Datum Km Σ Km Hm Σ Hm Übernachtung
02.08.2007 79 1471 160 9700 Camping Porlakshöfn

 

Mein Zielort Porlakshöfn liegt im Südosten der Halbinsel Reykjanes, die ich ja nun nach fast drei Wochen meiner Reise von Süden kommend wieder erreichen würde. Porlakshöfn liegt ein wenig abseits und war nur über eine Stichstraße von 8 km Länge zu erreichen. Für die meisten war der Ort nur deshalb interessant, weil es von dort aus die einzige Fährverbindung zu den Westmännerinseln gab. Ich war ja nach wie vor meiner ursprünglichen Tourenplanung einen Tag voraus und überlegte, ob die Überfahrt zu den Westmännerinseln noch zeitlich machbar war. Was mir fehlte, waren die genauen Zeiten der Fährverbindungen. Was soll es dachte ich, ich werde es einfach versuchen und wenn es nicht klappen sollte, dann eben nicht. Porlakshöfn hatte einen Campingplatz, dort konnte ich übernachten.

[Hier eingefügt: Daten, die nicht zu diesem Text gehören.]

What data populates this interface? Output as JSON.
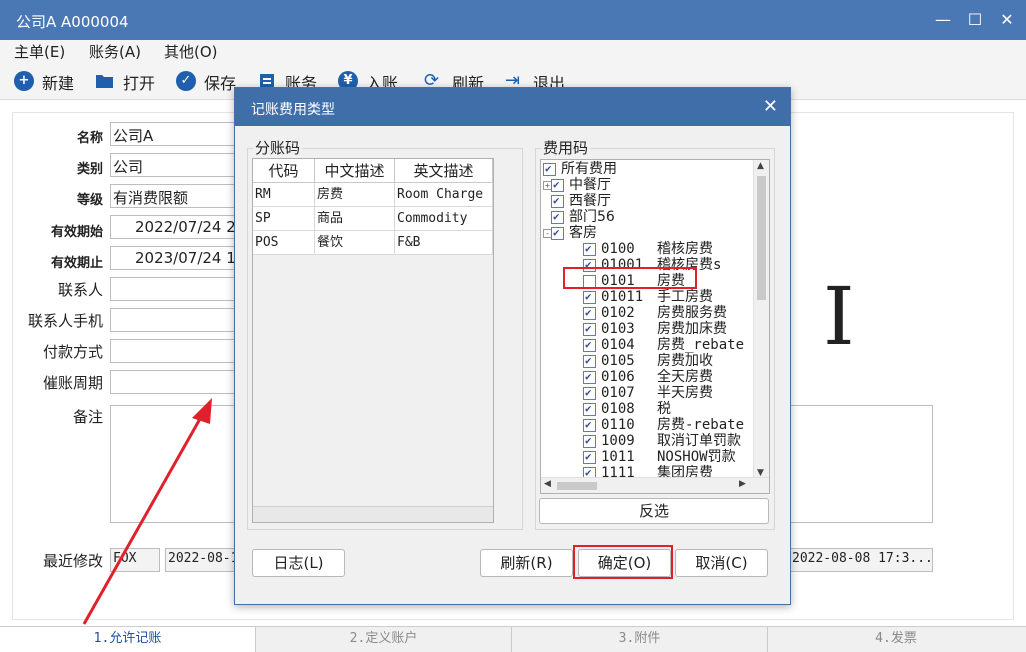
{
  "window": {
    "title": "公司A  A000004"
  },
  "menu": [
    "主单(E)",
    "账务(A)",
    "其他(O)"
  ],
  "toolbar": {
    "new": "新建",
    "open": "打开",
    "save": "保存",
    "account": "账务",
    "checkin": "入账",
    "refresh": "刷新",
    "exit": "退出"
  },
  "form": {
    "name_label": "名称",
    "name": "公司A",
    "type_label": "类别",
    "type": "公司",
    "level_label": "等级",
    "level": "有消费限额",
    "valid_from_label": "有效期始",
    "valid_from": "2022/07/24 2",
    "valid_to_label": "有效期止",
    "valid_to": "2023/07/24 1",
    "contact_label": "联系人",
    "contact_phone_label": "联系人手机",
    "payment_label": "付款方式",
    "dunning_label": "催账周期",
    "note_label": "备注",
    "last_modified_label": "最近修改",
    "modifier": "FOX",
    "modified_time_left": "2022-08-1",
    "modified_time_right": "2022-08-08 17:3..."
  },
  "tabs": [
    "1.允许记账",
    "2.定义账户",
    "3.附件",
    "4.发票"
  ],
  "dialog": {
    "title": "记账费用类型",
    "ledger_group": "分账码",
    "fee_group": "费用码",
    "columns": [
      "代码",
      "中文描述",
      "英文描述"
    ],
    "rows": [
      [
        "RM",
        "房费",
        "Room Charge"
      ],
      [
        "SP",
        "商品",
        "Commodity"
      ],
      [
        "POS",
        "餐饮",
        "F&B"
      ]
    ],
    "tree": [
      {
        "level": 0,
        "code": "所有费用",
        "desc": "",
        "checked": true,
        "expander": ""
      },
      {
        "level": 1,
        "code": "中餐厅",
        "desc": "",
        "checked": true,
        "expander": "+"
      },
      {
        "level": 1,
        "code": "西餐厅",
        "desc": "",
        "checked": true,
        "expander": ""
      },
      {
        "level": 1,
        "code": "部门56",
        "desc": "",
        "checked": true,
        "expander": ""
      },
      {
        "level": 1,
        "code": "客房",
        "desc": "",
        "checked": true,
        "expander": "-"
      },
      {
        "level": 2,
        "code": "0100",
        "desc": "稽核房费",
        "checked": true
      },
      {
        "level": 2,
        "code": "01001",
        "desc": "稽核房费s",
        "checked": true
      },
      {
        "level": 2,
        "code": "0101",
        "desc": "房费",
        "checked": false
      },
      {
        "level": 2,
        "code": "01011",
        "desc": "手工房费",
        "checked": true
      },
      {
        "level": 2,
        "code": "0102",
        "desc": "房费服务费",
        "checked": true
      },
      {
        "level": 2,
        "code": "0103",
        "desc": "房费加床费",
        "checked": true
      },
      {
        "level": 2,
        "code": "0104",
        "desc": "房费_rebate",
        "checked": true
      },
      {
        "level": 2,
        "code": "0105",
        "desc": "房费加收",
        "checked": true
      },
      {
        "level": 2,
        "code": "0106",
        "desc": "全天房费",
        "checked": true
      },
      {
        "level": 2,
        "code": "0107",
        "desc": "半天房费",
        "checked": true
      },
      {
        "level": 2,
        "code": "0108",
        "desc": "税",
        "checked": true
      },
      {
        "level": 2,
        "code": "0110",
        "desc": "房费-rebate",
        "checked": true
      },
      {
        "level": 2,
        "code": "1009",
        "desc": "取消订单罚款",
        "checked": true
      },
      {
        "level": 2,
        "code": "1011",
        "desc": "NOSHOW罚款",
        "checked": true
      },
      {
        "level": 2,
        "code": "1111",
        "desc": "集团房费",
        "checked": true
      }
    ],
    "invert_button": "反选",
    "log_button": "日志(L)",
    "refresh_button": "刷新(R)",
    "ok_button": "确定(O)",
    "cancel_button": "取消(C)"
  },
  "colors": {
    "titlebar": "#4a78b4",
    "dialog_title": "#3f6ea8",
    "highlight": "#e0202a",
    "active_tab": "#1f4fa5"
  }
}
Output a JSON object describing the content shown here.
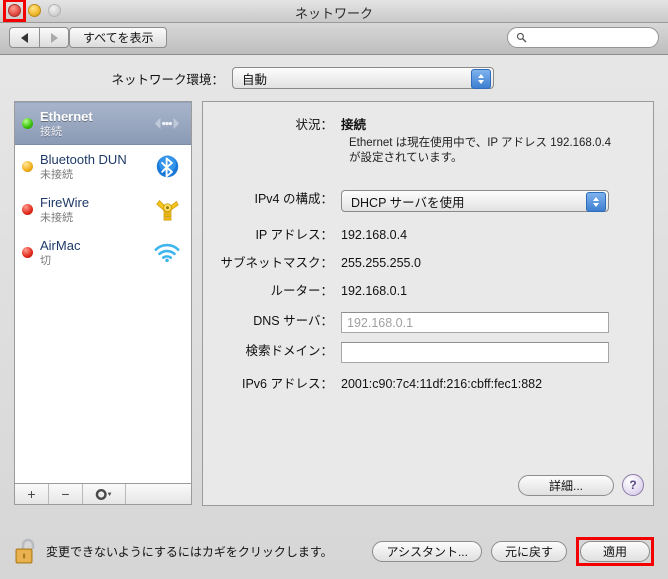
{
  "window": {
    "title": "ネットワーク",
    "traffic": {
      "close": "close-button",
      "minimize": "minimize-button",
      "zoom": "zoom-button"
    }
  },
  "toolbar": {
    "back_label": "戻る",
    "forward_label": "進む",
    "show_all_label": "すべてを表示",
    "search_value": "",
    "search_placeholder": ""
  },
  "environment": {
    "label": "ネットワーク環境：",
    "selected": "自動"
  },
  "services": [
    {
      "name": "Ethernet",
      "state": "接続",
      "dot": "green",
      "icon": "ethernet-icon",
      "selected": true
    },
    {
      "name": "Bluetooth DUN",
      "state": "未接続",
      "dot": "amber",
      "icon": "bluetooth-icon",
      "selected": false
    },
    {
      "name": "FireWire",
      "state": "未接続",
      "dot": "red",
      "icon": "firewire-icon",
      "selected": false
    },
    {
      "name": "AirMac",
      "state": "切",
      "dot": "red",
      "icon": "airport-icon",
      "selected": false
    }
  ],
  "list_tools": {
    "add": "+",
    "remove": "−",
    "actions": "gear"
  },
  "detail": {
    "status_label": "状況：",
    "status_value": "接続",
    "status_hint": "Ethernet は現在使用中で、IP アドレス 192.168.0.4 が設定されています。",
    "ipv4_label": "IPv4 の構成：",
    "ipv4_value": "DHCP サーバを使用",
    "ip_label": "IP アドレス：",
    "ip_value": "192.168.0.4",
    "subnet_label": "サブネットマスク：",
    "subnet_value": "255.255.255.0",
    "router_label": "ルーター：",
    "router_value": "192.168.0.1",
    "dns_label": "DNS サーバ：",
    "dns_value": "192.168.0.1",
    "search_domain_label": "検索ドメイン：",
    "search_domain_value": "",
    "ipv6_label": "IPv6 アドレス：",
    "ipv6_value": "2001:c90:7c4:11df:216:cbff:fec1:882",
    "advanced_label": "詳細...",
    "help_label": "?"
  },
  "footer": {
    "lock_text": "変更できないようにするにはカギをクリックします。",
    "assistant_label": "アシスタント...",
    "revert_label": "元に戻す",
    "apply_label": "適用"
  },
  "colors": {
    "highlight_box": "#f40000",
    "selection": "#8b9ab5",
    "link_text": "#1e3a68"
  }
}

Noch zu Hause, hatte ich schlimmes gehört, was den Verkehr auf der Straße Nr. 1 zwischen Reykjavik und Vik anbelangte. Ein Teilstück würde ich ja an meinem 18. Radtag unter die Räder nehmen müssen, weil es an der Küste keine durchgehende südliche Verbindung gab. Als ich morgens auf mein Rad stieg um in Hella zunächst noch ein paar Lebensmittel einzukaufen, war es noch ruhig auf den paar Straßen des Ortes. Hella ist ein kleiner Ort, der erst 1927 entstanden ist und bis heute mal gerade 800 Einwohner zählte. Ein wenig Handel, ein wenig Landwirtschaft, ansonsten lebten die Menschen vom durchreisenden Fremdenverkehr. Als ich um so um 10:00 Uhr die ersten Kilometer in Richtung Selfoss auf der Straße Nr. 1 absolvierte, war ich doch sehr überrascht.

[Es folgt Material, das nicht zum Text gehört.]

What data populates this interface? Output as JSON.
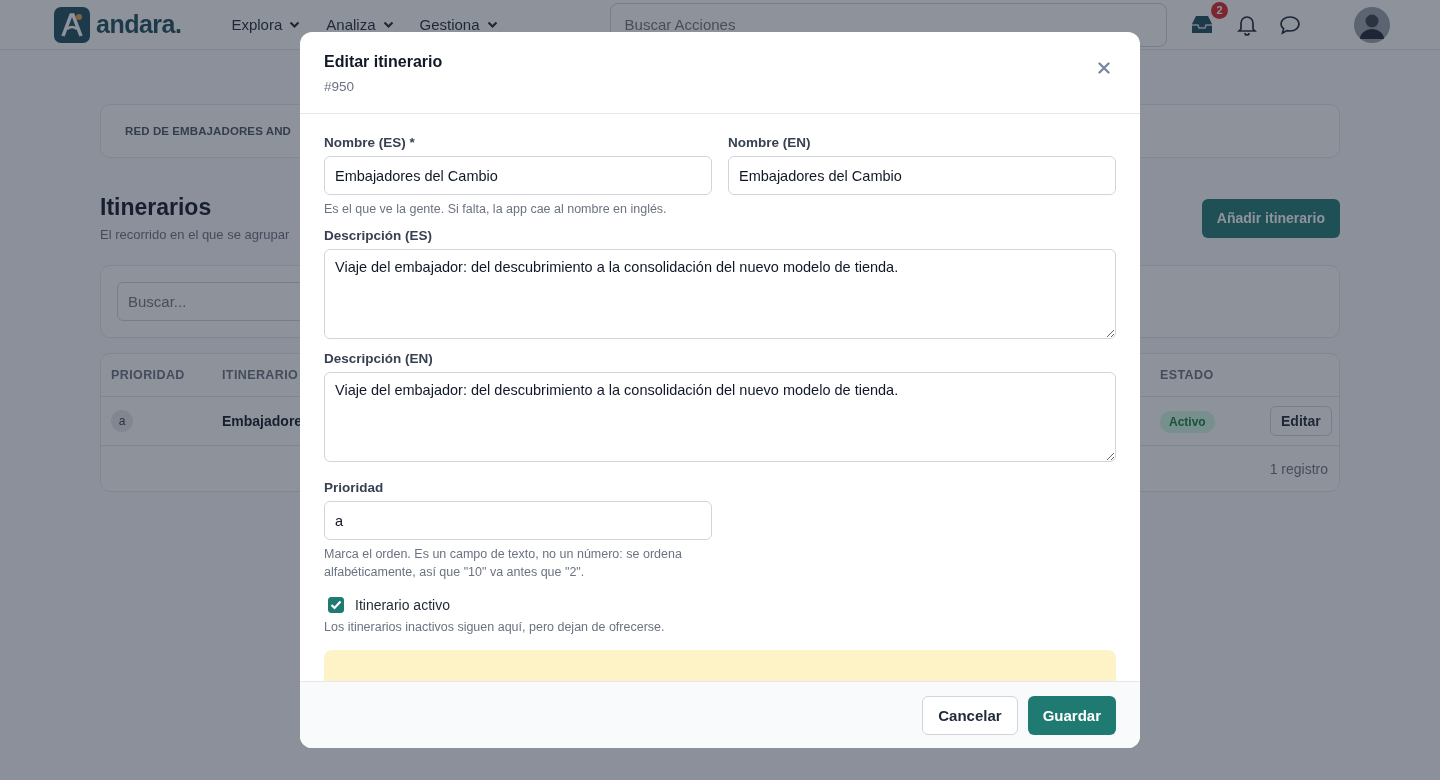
{
  "header": {
    "logo": "andara.",
    "nav": [
      {
        "label": "Explora"
      },
      {
        "label": "Analiza"
      },
      {
        "label": "Gestiona"
      }
    ],
    "search": {
      "placeholder": "Buscar Acciones"
    },
    "inbox_badge": "2"
  },
  "breadcrumb": "RED DE EMBAJADORES AND",
  "page": {
    "title": "Itinerarios",
    "subtitle": "El recorrido en el que se agrupar",
    "add_button": "Añadir itinerario"
  },
  "filter": {
    "placeholder": "Buscar..."
  },
  "table": {
    "columns": [
      "PRIORIDAD",
      "ITINERARIO",
      "ESTADO"
    ],
    "rows": [
      {
        "priority": "a",
        "itinerary": "Embajadore",
        "status": "Activo",
        "active": true,
        "action": "Editar"
      }
    ],
    "footer": "1 registro"
  },
  "modal": {
    "title": "Editar itinerario",
    "subtitle": "#950",
    "fields": [
      {
        "kind": "input",
        "label": "Nombre (ES) *",
        "value": "Embajadores del Cambio",
        "hint": "Es el que ve la gente. Si falta, la app cae al nombre en inglés."
      },
      {
        "kind": "input",
        "label": "Nombre (EN)",
        "value": "Embajadores del Cambio"
      },
      {
        "kind": "textarea",
        "label": "Descripción (ES)",
        "value": "Viaje del embajador: del descubrimiento a la consolidación del nuevo modelo de tienda."
      },
      {
        "kind": "textarea",
        "label": "Descripción (EN)",
        "value": "Viaje del embajador: del descubrimiento a la consolidación del nuevo modelo de tienda."
      },
      {
        "kind": "input",
        "label": "Prioridad",
        "value": "a",
        "hint": "Marca el orden. Es un campo de texto, no un número: se ordena alfabéticamente, así que \"10\" va antes que \"2\"."
      },
      {
        "kind": "checkbox",
        "label": "Itinerario activo",
        "checked": true,
        "hint": "Los itinerarios inactivos siguen aquí, pero dejan de ofrecerse."
      }
    ],
    "buttons": [
      {
        "label": "Cancelar",
        "kind": "secondary"
      },
      {
        "label": "Guardar",
        "kind": "primary"
      }
    ]
  }
}
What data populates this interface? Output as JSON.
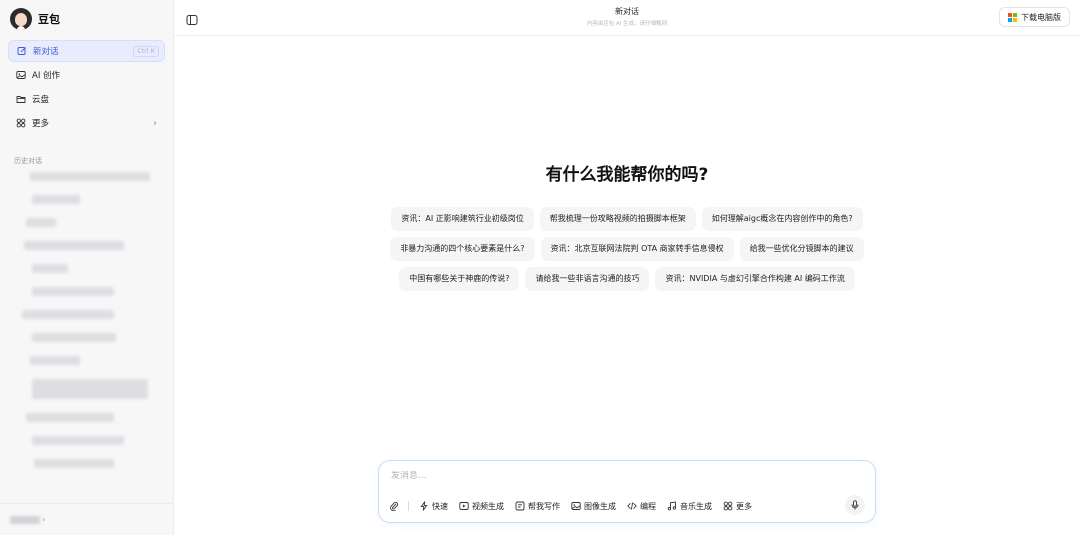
{
  "sidebar": {
    "brand_name": "豆包",
    "nav": [
      {
        "label": "新对话",
        "shortcut": "Ctrl K",
        "icon": "new-chat-icon",
        "active": true
      },
      {
        "label": "AI 创作",
        "icon": "image-icon"
      },
      {
        "label": "云盘",
        "icon": "folder-icon"
      },
      {
        "label": "更多",
        "icon": "grid-icon"
      }
    ],
    "history_title": "历史对话"
  },
  "header": {
    "title": "新对话",
    "subtitle": "内容由豆包 AI 生成，请仔细甄别",
    "download_label": "下载电脑版"
  },
  "main": {
    "hero": "有什么我能帮你的吗?",
    "suggestions": [
      [
        "资讯：AI 正影响建筑行业初级岗位",
        "帮我梳理一份攻略视频的拍摄脚本框架",
        "如何理解aigc概念在内容创作中的角色?"
      ],
      [
        "非暴力沟通的四个核心要素是什么?",
        "资讯：北京互联网法院判 OTA 商家转手信息侵权",
        "给我一些优化分镜脚本的建议"
      ],
      [
        "中国有哪些关于神鹿的传说?",
        "请给我一些非语言沟通的技巧",
        "资讯：NVIDIA 与虚幻引擎合作构建 AI 编码工作流"
      ]
    ]
  },
  "composer": {
    "placeholder": "发消息...",
    "tools": {
      "quick": "快速",
      "video": "视频生成",
      "write": "帮我写作",
      "image": "图像生成",
      "code": "编程",
      "music": "音乐生成",
      "more": "更多"
    }
  },
  "colors": {
    "accent": "#3b5bdb",
    "active_bg": "#e8ecfd",
    "composer_border": "#c9dcf5"
  }
}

Gut es waren ein paar Autos mehr unterwegs, als auf den übrigen Straßen Islands. Im Vergleich mit deutschen Bundesstraßen war hier aber nichts los. Überwiegend konnte ich auf einem Randstreifen radeln und überholende Autos hatten genug Platz um mich nicht in Bedrängnis zu bringen. War die Fahrbahn mal etwas enger, verhielten sie sich rücksichtsvoll und überholten mich in langsamer Fahrt. Viel gab es auf der Strecke bis Selfoss nicht zu sehen. Ganz nett anzusehen war die Hängebrücke über den Fluss Pjorsa. Ich vermutete, dass die Straße Nr.1 früher über diese Brücke führte, sicher war ich mir da aber nicht.

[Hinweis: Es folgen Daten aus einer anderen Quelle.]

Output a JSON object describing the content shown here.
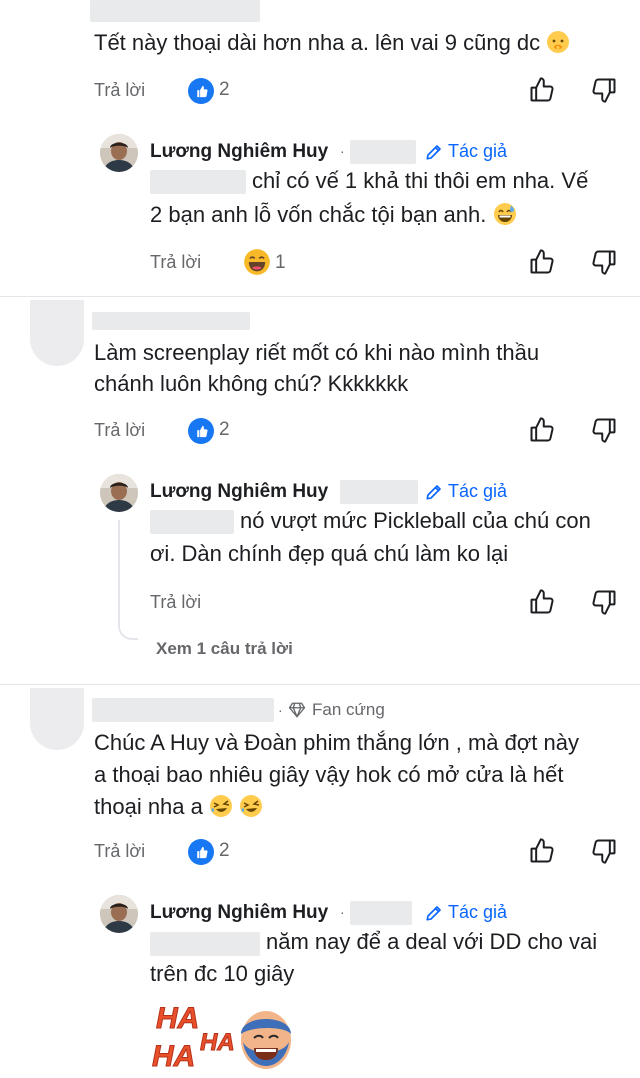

Etwas später stand ich auf einem Rastplatz, auf dem Informationstafeln standen, die mein Interesse weckten. Auf den Tafeln standen Erläuterungen über ein Erdbeben, dass hier im Jahr 2.000 stattgefunden hatte. Es hatte Erdverschiebungen gegeben, die sich ausgehend vom See Kleivarvatn auf der Reykjanes Halbinsel bis zu meinem Standpunkt erstreckten. Kurz Zeit später sah ich das Orteingangsschild von Sellfoss und war sehr überrascht etwas weiter vor einem Fahrradgeschäft zu stehen.

Da es das erste Radgeschäft war, auf das ich auf meinen inzwischen über 1400 Radkilometern auf Island traf, musste ich da einfach hinein. Ich rollte mit meinem „Icelandexpress“ bis vor die Ladentür, klappte den Ständer aus und stellte das Rad ab. Mehrere Jungen, die vor dem Laden an einem Fahrrad schraubten, sahen ungläubig auf. So ein bepacktes Rad und dann auch noch mit Hänger hatten sie wohl noch nie gesehen. Im Geschäft gab es tatsächlich ein Rennrad. Für mich zu klein, aber es gab ein Rennrad und darauf war die Verkäuferin sichtlich stolz. Ich führte mit ihr ein wohl viertelstündiges Gespräch und sah mich gleichzeitig ein wenig im Laden um. Was ich von zu Hause aus gehört hatte stimmte, es gab hier nur 26 Zoll Räder. Für mein 28-er Koga, bei einem Schaden an einem der Laufräder ein neues zu bekommen, wäre hier so gut wie aussichtslos gewesen. Aber bisher war ja alles gut gegangen.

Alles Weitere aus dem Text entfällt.